Estimated reading time: 4 minute(s)
The conversation was fascinating but there was simply not enough time to get into all the details, so we followed up with the five panelists to revisit the discussion. As always with our Voices series, EQ asked everyone the same question: (Answers have been lightly edited for clarity and are posted in the order received)
When people talk about VR they often cite its strengths as an “emotionally engaging” platform. Can you describe the moment when your perspective shifted from someone who is dabbling in VR/AR to someone who decided to build a business or product on this technology? What was the feeling that convinced you to pursue it and what was the insight that you had into what XR could achieve that was previously not possible?
Ian Renz, Founder of ShowMeVirtual, St. Louis’ first immersive media agency.
I can pinpoint the exact moment I realized that both businesses and consumers would fall in love with this technology, and that the industry was here to stay (despite the failure on the consumer-side of the industry a few decades ago);
In summer 2014, after receiving my VR developer’s kit headset, I began playing every game and tech demo I could find online. But it wasn’t until I played a demo called Weightless, an experience that has you embody an astronaut that freely floats around a space station, that I was truly convinced of the power of this technology.
The experience had you use your own actual hands (instead of a controller) to interact with various objects, and when I reached out to grab a screw floating in front of me, my brain was so convinced it was actually there, that I felt like I had actually clasped this digital screw in my hand.
As I sat there, laughing audibly to a room of no one, my mind was reeling with the possibilities for brands to use this technology to teleport their audiences and deliver experiences never before possible. From that moment on, there was no other option in the world for me than to create an agency solely dedicated to creating immersive experiences for others.
James Kane, Immersive Tech Lead at Paradowski Creative
I’ve always been a science fiction fan and in those imagined universes, XR-like technology is nothing new.
But I realized AR and VR could actually be feasible after I tried the consumer release of the Oculus Rift in early 2016 and began dabbling in 3D and VR programming. That’s when it dawned on me that even as a web developer from the Midwest, I could break ground in this exciting new industry that so resembled my childhood sci-fi dreams.
That’s the emotional pull for me, but there’s also a basic economic bet. The smartphone boom a decade ago and the rise of PCs and the web in decades earlier minted countless successful careers and companies— I’m betting that XR tech will be the next major platform, and I’m working to position myself and my agency as the experts in this emerging market.
Sarah Hill, Founder & CEO of Healium and co-organizer, making guided meditation escapes in XR to counter acute stress with biofeedback.
For Healium’s VR and AR apps, we do EEG brain maps on users before and after experiencing our content to see how the user’s brain responds.
We decided to create biometrically controlled content when our Chief Science officer sent me a before/after screenshot of the fast activity in the user’s brain four minutes before Healium and four minutes after. VR downshifts the nervous system.
VR has been clinically validated to reduce anxiety. There are more than 800 published studies on the therapeutic use cases of VR. You can see the brain temporarily changing.

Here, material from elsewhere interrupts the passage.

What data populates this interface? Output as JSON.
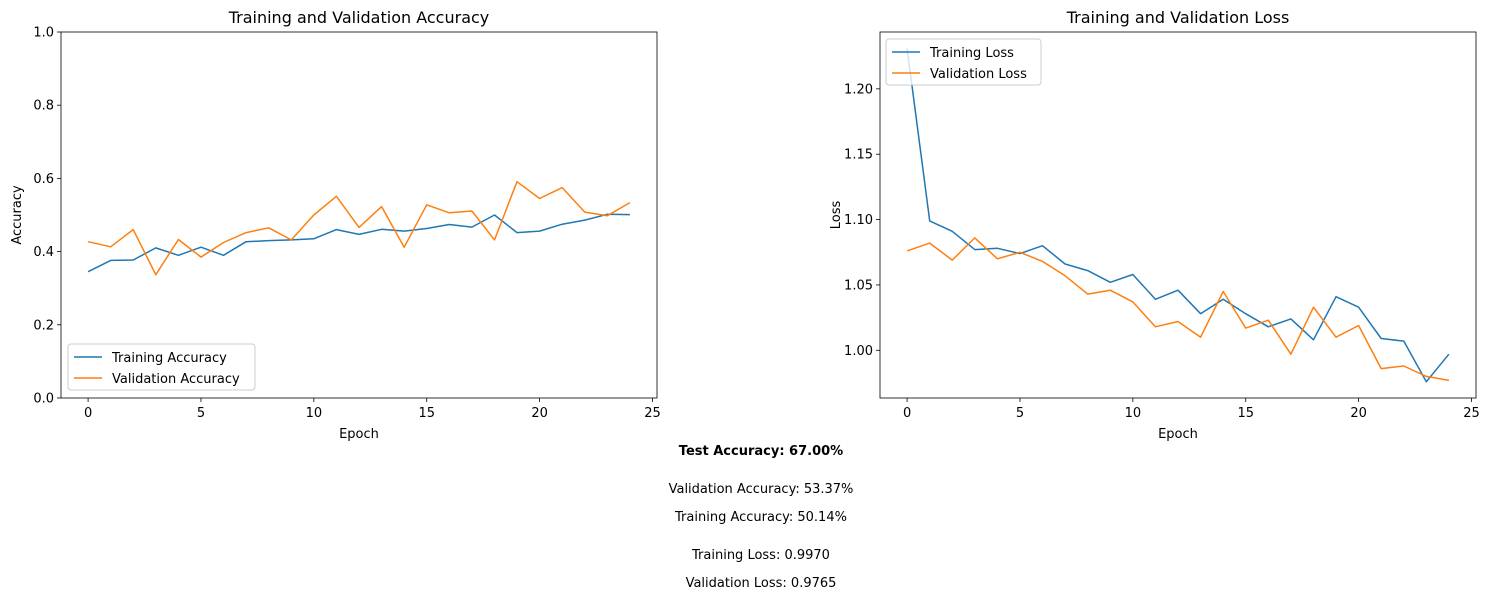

In 2012, we started doing virtual tours with Veterans. After thousands of tours, we noticed that VR appeared to be impacting their physiology. They weren’t just watching this kind of media, they were feeling it.
We went on to do side by side comparisons of 2D vs VR media and how each impact physiology: VR is more memorable. VR is shared more, watched longer, and more emotionally memorable.
Don Harvey Jr., Co-Founder of HarvinAR, focused on the industrial design and manufacturing space.
Honestly, when Microsoft announced the HoloLens it was that moment, sitting in London, KY at a BP Gas Station watching the announcment on my tablet, I knew that it would have a major impact on the Industrial Sector.
I had roughly over 5 years of experience working with Equipment Manufacturers, Distributors, and End Users in Automotive and Food Processing and my co-founder had over 40 years. With the ability to place Digital Content (holograms) in the real world it would allow us to present, engineer, diagnose, explain, educate, train, collaborate, and more unlike any way possible before.
Even 3 years into Augmented Reality, we are still only scratching the surface on what can be achieved leverage this technology to solve problems, improve businesses, and increase immersive collaboration. Our Harpra Platform development roadmap is rich with unique features and functions that are just downright exciting, even if a bit of a distance out before being developed.
Michael Southworth, VP of Technology & Co-Founder of Sentiar, using AR to visualize the heart during surgical procedures.
When I first put on VR in the 90’s, it was trying to sell me a window into a new world.
When I put on AR in 2016, it was showing me a new way to understand the world around me. I think the promise of this technology that fascinated me was its ability to take extremely complex information and present it in the world around us in a way that makes it far more accessible and intuitive.
For our company, SentiAR, it takes extremely complex electroanatomic data of the heart and helps us present it in a way that both trained physicians and their patients can connect with. Our brains are wired to understand the 3D world around us, and XR helps us tap into that promise in a way that traditional computing currently does not.